A focal point of the destruction is California’s policy on wildfires, which is to put them out and prevent them as soon as they pop up. This, however, brings negative consequences. Without these fires, forests cannot go through a natural cleansing phase, where dead and weak trees are razed in favor of the sustainability of larger, healthier trees. These fires also allow the ground to heal and hold more water and nutrients, as the number of roots decreases. Because all wildfires are prevented at the smallest conflagration, there is a density of trees that suck up loads of water. Coupled with the drought, these weakened trees are easy pickings for the Sierra’s pines’ natural predator: beetles.
Western pine beetles look like any other ordinary beetle, except they are far deadlier. The cycle of a pine beetle infestation is relentless. First, the females burrow into the tan inner bark, or phloem, of the tree to lay hundreds upon hundreds of eggs. Next, the white, disgusting maggots eat their way into the middle bark, a great source of food for the beetles but the only circulation a tree has for its nutrients and water. Months after the infestation, these parasites kill their host, but it can be even quicker in the summer as the larvae mature faster in the blistering humidity. The feasted, fully-grown beetles then escape the carcass, only to run amok on other trees.
Normally, pine trees can easily fend off western pine beetles and their relatives by secreting a sap-like substance to petrify and kill the insects. However, the extreme stress caused by the drought weakens defenses and makes consuming and conserving water the number one priority. Without water, there is no way to produce the resin to exterminate the pests.

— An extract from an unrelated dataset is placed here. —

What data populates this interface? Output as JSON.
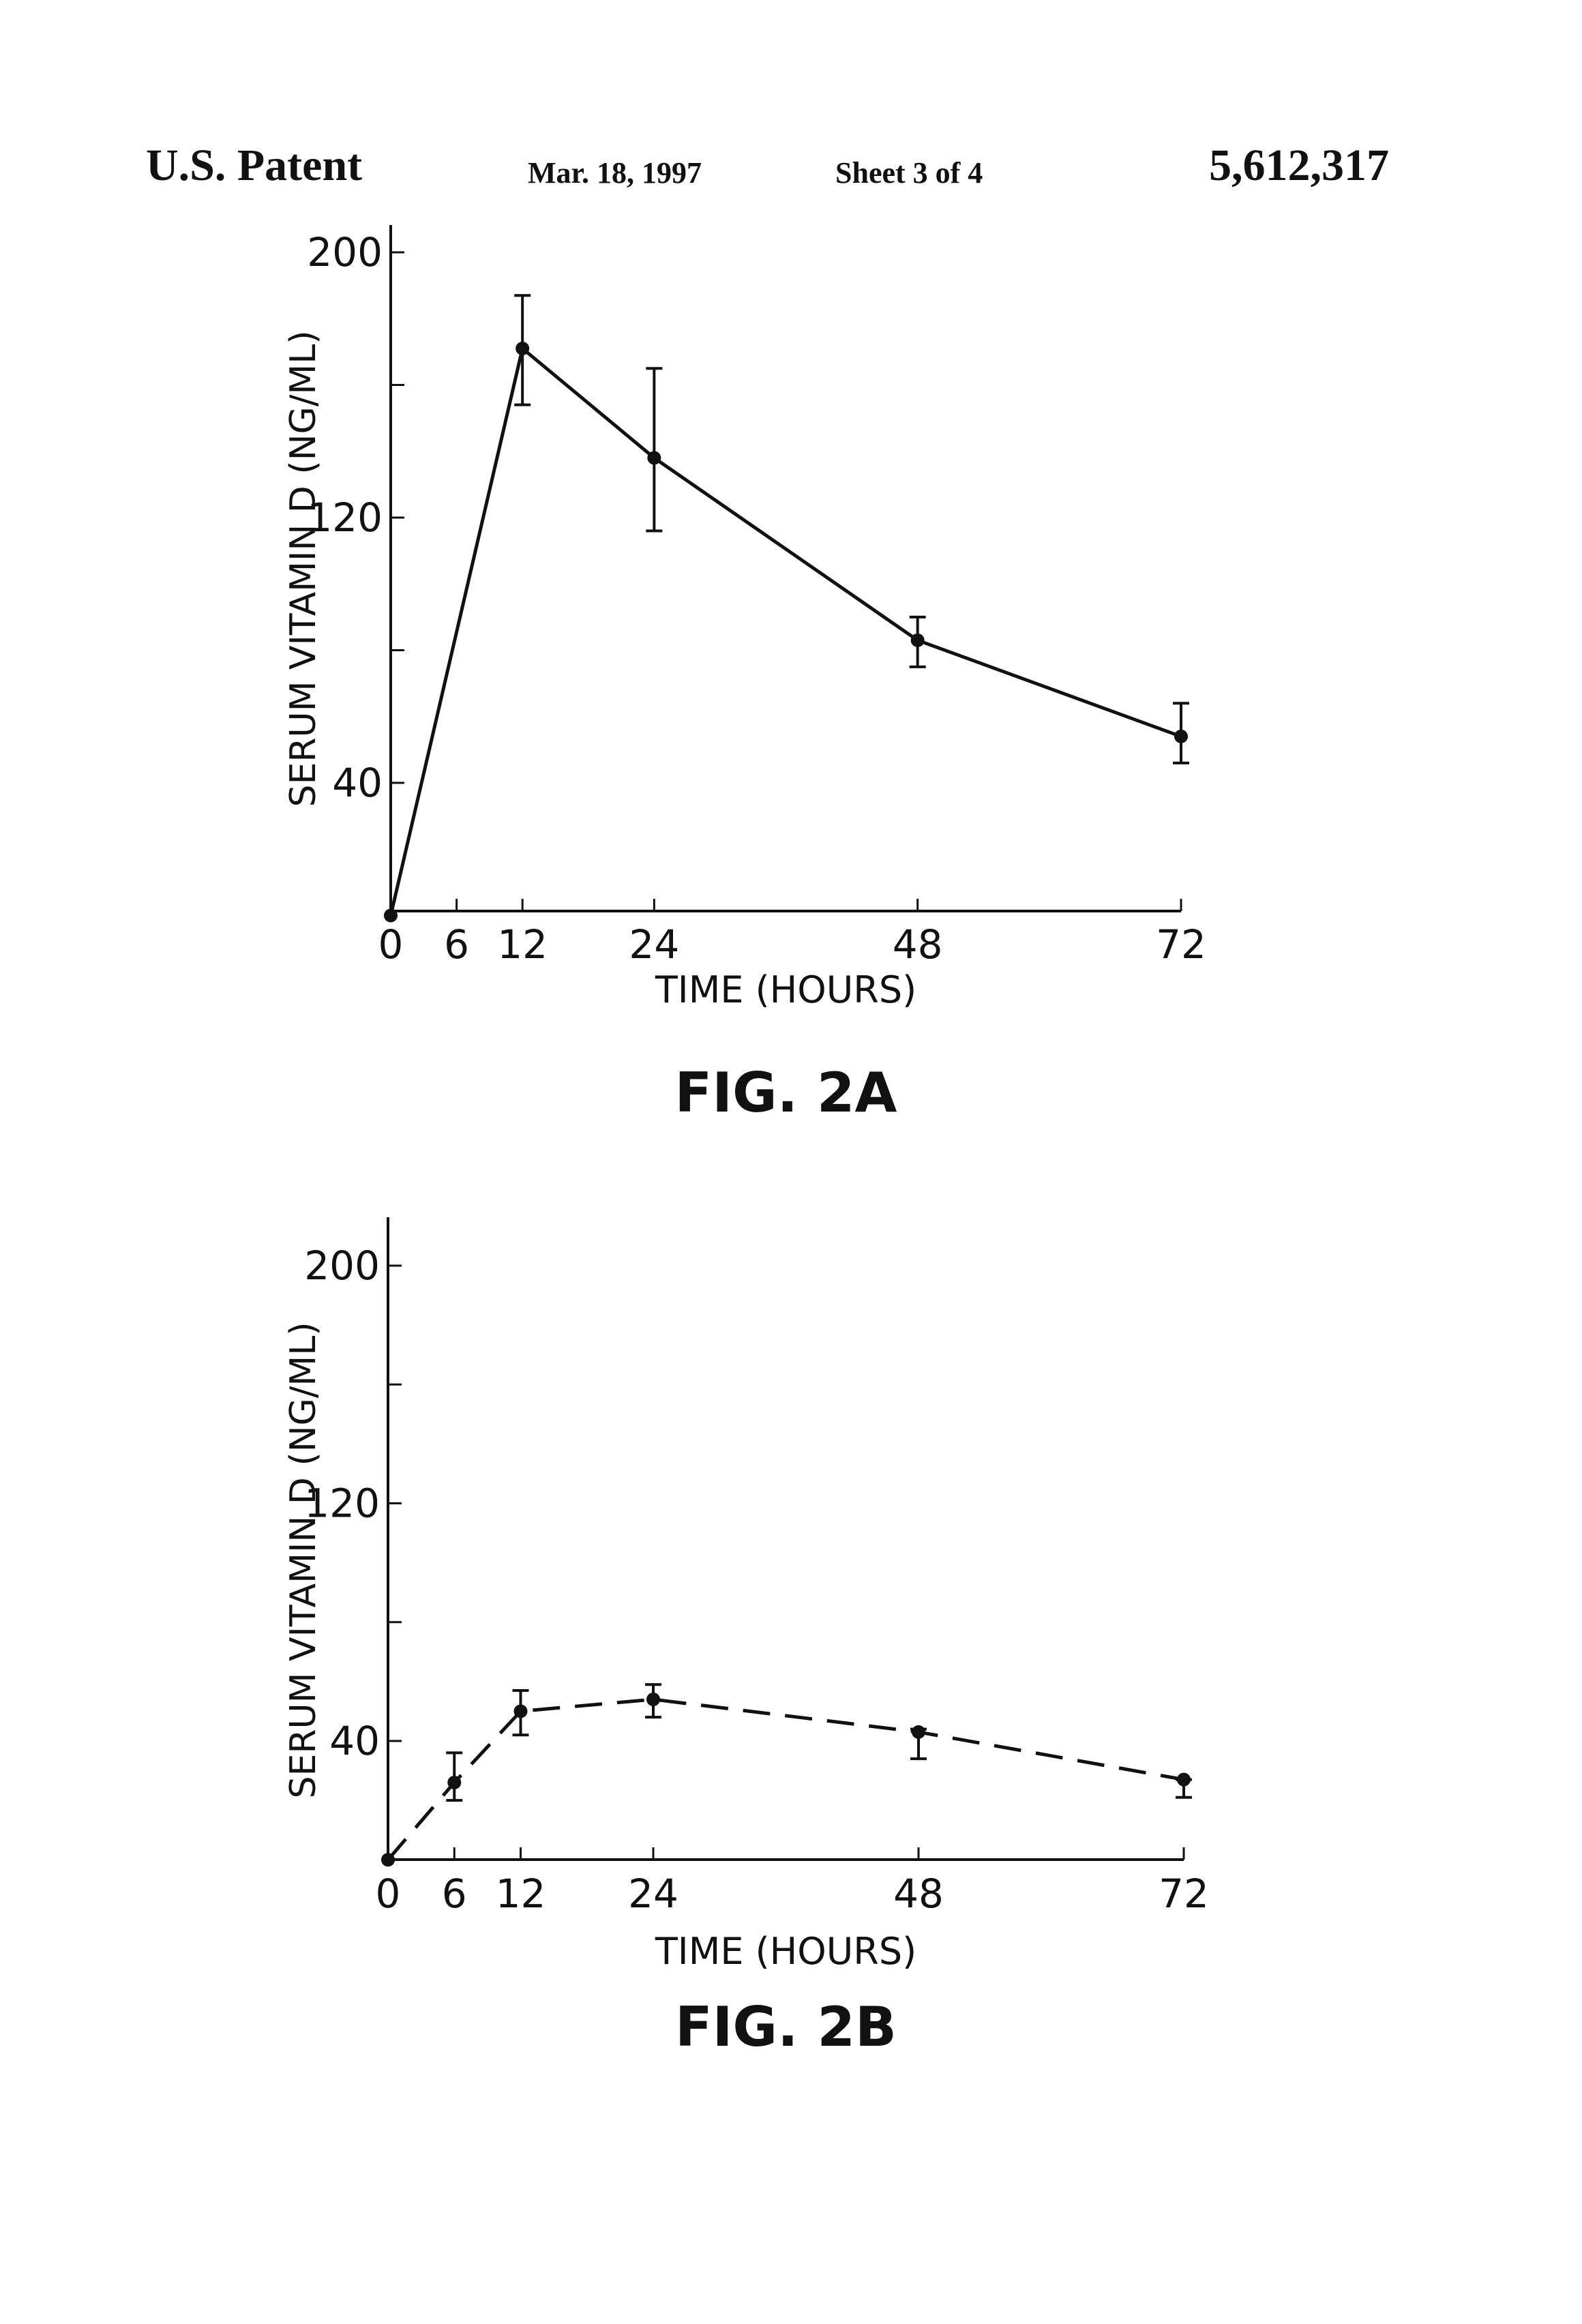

However, there is a light to quell this darkness. Nate Stephenson, an ecologist of the Sequoia National Park, makes a comforting statement: “Most of the forest is still here.” In fact, pines at higher elevations have escaped the beetle onslaught altogether and other species of trees, such as white firs and incense cedars, have far less mortality rates than the pines. Furthermore, the casualties will allow survivors to have less competition and perhaps even recover from both the infestation and the drought. Nevertheless, the forest of the Sierra Nevada is still scarred and will probably never return to its former majesty hundreds of years ago. Christy Brigham, acting superintendent of the Sequoia and King national parks, earnestly and sadly sums it up, “The world has changed… We’re never going to be able to get back to where we were before.”